Restrict data entry with validation rules
Data entry errors can cause big headaches in database management. When two entries vary, is it because they are truly different, or did someone just make a mistake? It’s hard to know.
Data entry inconsistencies can also plague a database, especially if multiple people are entering records. For example, should states be entered with their full names or as two-character abbreviations? If the data isn’t consistent, you won’t get accurate results when you query, sort, or filter on a certain state.
A validation rule can limit entry to only certain types of values, such as only integers or dates. It can also limit text entry to a certain number of characters.
Create a validation rule
To create a data validation rule:
Select the cells for which the rule will apply. For example, to restrict entries in a certain field in a table, select that field’s column.
On the Data tab, click Data Validation.
3. On the Settings tab, open the Allow drop-down list and choose a restriction. Then enter any parameters for that restriction.
For example, if you wanted states to be entered as two-character codes, you might choose Text length and then enter 2 as both the minimum and maximum length, as in Figure 10-23. (See in Figure 10-23.)
Or, if you choose a certain type of entry, such as Whole Number, you can enter a range of whole numbers into which the value must fall, as in Figure 10-24. (See in Figure 10-24.)
Click the Error Alert tab.
In the Title box, enter text to appear in the title bar of an error message box that will appear if the rule is violated.

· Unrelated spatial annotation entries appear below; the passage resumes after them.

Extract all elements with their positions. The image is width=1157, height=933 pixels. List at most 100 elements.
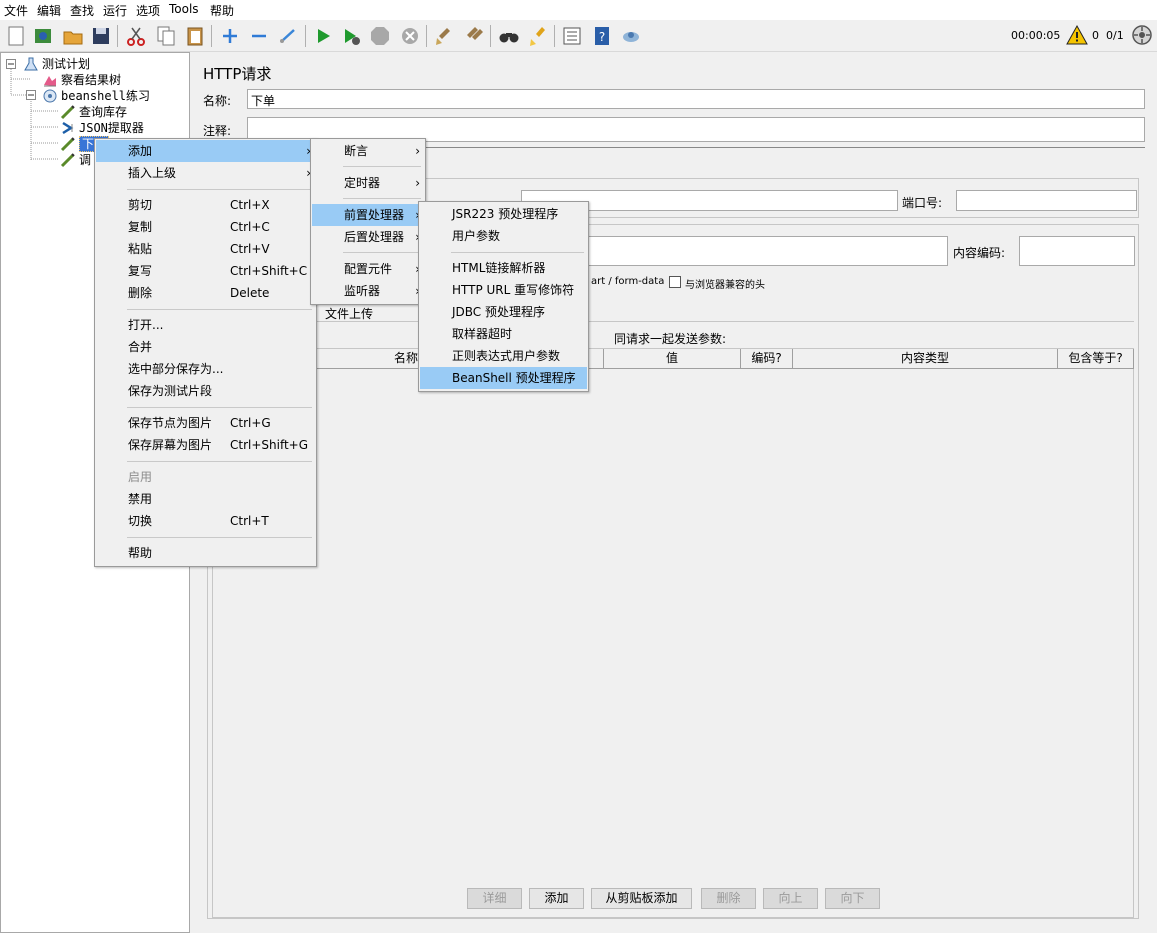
add-from-clipboard-button[interactable]: 从剪贴板添加 — [591, 888, 692, 909]
toolbar-separator — [305, 25, 306, 47]
column-header-encode[interactable]: 编码? — [741, 349, 793, 369]
status-icon[interactable] — [1131, 24, 1153, 46]
browser-headers-checkbox[interactable] — [669, 276, 681, 288]
menu-item-pre-processors[interactable]: 前置处理器› — [312, 204, 424, 226]
tree-node-label: 调 — [79, 153, 92, 167]
menu-search[interactable]: 查找 — [70, 2, 94, 19]
menu-item-post-processors[interactable]: 后置处理器› — [312, 226, 424, 248]
menu-item-sample-timeout[interactable]: 取样器超时 — [420, 323, 587, 345]
detail-button[interactable]: 详细 — [467, 888, 522, 909]
menu-item-beanshell-preprocessor[interactable]: BeanShell 预处理程序 — [420, 367, 587, 389]
menu-item-label: 配置元件 — [344, 262, 393, 276]
menu-item-timers[interactable]: 定时器 › — [312, 172, 424, 194]
shutdown-icon[interactable] — [398, 24, 422, 48]
save-icon[interactable] — [89, 24, 113, 48]
tree-node-json-extractor[interactable]: JSON提取器 — [60, 120, 144, 136]
tree-node-query-stock[interactable]: 查询库存 — [60, 104, 127, 120]
menu-item-help[interactable]: 帮助 — [96, 542, 315, 564]
down-button[interactable]: 向下 — [825, 888, 880, 909]
cut-icon[interactable] — [124, 24, 148, 48]
menu-edit[interactable]: 编辑 — [37, 2, 61, 19]
menu-item-listeners[interactable]: 监听器› — [312, 280, 424, 302]
menu-bar: 文件 编辑 查找 运行 选项 Tools 帮助 — [0, 0, 1157, 20]
menu-separator — [127, 461, 312, 462]
path-field[interactable] — [584, 236, 948, 266]
menu-separator — [451, 252, 584, 253]
toolbar-separator — [490, 25, 491, 47]
menu-item-html-link-parser[interactable]: HTML链接解析器 — [420, 257, 587, 279]
menu-item-save-node-image[interactable]: 保存节点为图片 Ctrl+G — [96, 412, 315, 434]
port-field[interactable] — [956, 190, 1137, 211]
start-no-pause-icon[interactable] — [339, 24, 363, 48]
menu-tools[interactable]: Tools — [169, 2, 199, 16]
toolbar-separator — [117, 25, 118, 47]
column-header-include-equals[interactable]: 包含等于? — [1058, 349, 1134, 369]
menu-item-delete[interactable]: 删除 Delete — [96, 282, 315, 304]
menu-item-insert-parent[interactable]: 插入上级 › — [96, 162, 315, 184]
params-table[interactable] — [212, 348, 1134, 918]
menu-file[interactable]: 文件 — [4, 2, 28, 19]
menu-item-paste[interactable]: 粘贴 Ctrl+V — [96, 238, 315, 260]
menu-options[interactable]: 选项 — [136, 2, 160, 19]
menu-item-url-rewriting-modifier[interactable]: HTTP URL 重写修饰符 — [420, 279, 587, 301]
delete-button[interactable]: 删除 — [701, 888, 756, 909]
tree-node-thread-group[interactable]: beanshell练习 — [42, 88, 150, 104]
search-icon[interactable] — [497, 24, 521, 48]
menu-item-assertions[interactable]: 断言 › — [312, 140, 424, 162]
open-icon[interactable] — [61, 24, 85, 48]
function-helper-icon[interactable] — [560, 24, 584, 48]
help-icon[interactable]: ? — [590, 24, 614, 48]
remote-icon[interactable] — [619, 24, 643, 48]
name-field[interactable]: 下单 — [247, 89, 1145, 109]
menu-item-copy[interactable]: 复制 Ctrl+C — [96, 216, 315, 238]
menu-help[interactable]: 帮助 — [210, 2, 234, 19]
tab-file-upload[interactable]: 文件上传 — [325, 305, 373, 322]
menu-item-save-selection[interactable]: 选中部分保存为... — [96, 358, 315, 380]
menu-item-jdbc-preprocessor[interactable]: JDBC 预处理程序 — [420, 301, 587, 323]
menu-item-save-fragment[interactable]: 保存为测试片段 — [96, 380, 315, 402]
menu-item-jsr223-preprocessor[interactable]: JSR223 预处理程序 — [420, 203, 587, 225]
menu-item-shortcut: Ctrl+G — [230, 416, 271, 430]
menu-item-label: 禁用 — [128, 492, 153, 506]
toggle-icon[interactable] — [276, 24, 300, 48]
clear-icon[interactable] — [432, 24, 456, 48]
menu-item-regex-user-parameters[interactable]: 正则表达式用户参数 — [420, 345, 587, 367]
multipart-label: art / form-data — [591, 276, 665, 287]
menu-item-user-parameters[interactable]: 用户参数 — [420, 225, 587, 247]
menu-item-duplicate[interactable]: 复写 Ctrl+Shift+C — [96, 260, 315, 282]
encoding-field[interactable] — [1019, 236, 1135, 266]
copy-icon[interactable] — [154, 24, 178, 48]
stop-icon[interactable] — [368, 24, 392, 48]
menu-item-save-screen-image[interactable]: 保存屏幕为图片 Ctrl+Shift+G — [96, 434, 315, 456]
start-icon[interactable] — [311, 24, 335, 48]
templates-icon[interactable] — [31, 24, 55, 48]
tree-node-debug[interactable]: 调 — [60, 152, 91, 168]
column-header-content-type[interactable]: 内容类型 — [793, 349, 1058, 369]
expand-icon[interactable] — [218, 24, 242, 48]
add-button[interactable]: 添加 — [529, 888, 584, 909]
menu-item-toggle[interactable]: 切换 Ctrl+T — [96, 510, 315, 532]
tree-node-results-tree[interactable]: 察看结果树 — [42, 72, 121, 88]
menu-item-cut[interactable]: 剪切 Ctrl+X — [96, 194, 315, 216]
menu-item-label: JDBC 预处理程序 — [452, 305, 545, 319]
menu-item-open[interactable]: 打开... — [96, 314, 315, 336]
menu-item-add[interactable]: 添加 › — [96, 140, 315, 162]
menu-item-merge[interactable]: 合并 — [96, 336, 315, 358]
reset-search-icon[interactable] — [526, 24, 550, 48]
up-button[interactable]: 向上 — [763, 888, 818, 909]
menu-item-label: 后置处理器 — [344, 230, 405, 244]
menu-item-label: 监听器 — [344, 284, 381, 298]
menu-item-config-elements[interactable]: 配置元件› — [312, 258, 424, 280]
clear-all-icon[interactable] — [462, 24, 486, 48]
context-menu: 添加 › 插入上级 › 剪切 Ctrl+X 复制 Ctrl+C 粘贴 Ctrl+V 复写 C… — [94, 138, 317, 567]
menu-item-label: 插入上级 — [128, 166, 177, 180]
collapse-icon[interactable] — [247, 24, 271, 48]
menu-item-disable[interactable]: 禁用 — [96, 488, 315, 510]
menu-item-label: 断言 — [344, 144, 369, 158]
column-header-value[interactable]: 值 — [604, 349, 741, 369]
menu-run[interactable]: 运行 — [103, 2, 127, 19]
warning-icon[interactable] — [1066, 24, 1088, 46]
tree-node-test-plan[interactable]: 测试计划 — [23, 56, 90, 72]
new-icon[interactable] — [4, 24, 28, 48]
paste-icon[interactable] — [183, 24, 207, 48]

In the Error message box, enter text to appear as the body of the error message.
When someone violates the rule, the error box appears that you set up in steps 4-6. (See in Figure 10-26.)
Figure 10-22: Click the Data Validation button.
Figure 10-23: A text length validation rule.
Figure 10-24: An integer validation rule where the number is positive.
Figure 10-25: Create the error dialog box text.
Figure 10-26: The error message appears in a dialog box when the validation rule is broken.
Remove a validation rule
To remove data validation, follow these steps:
1. Select the cell(s) from which to remove data validation.
2. On the Data tab, click Data Validation.
Click Clear All.
Figure 10-27: Clear data validation rules from the selected cell(s).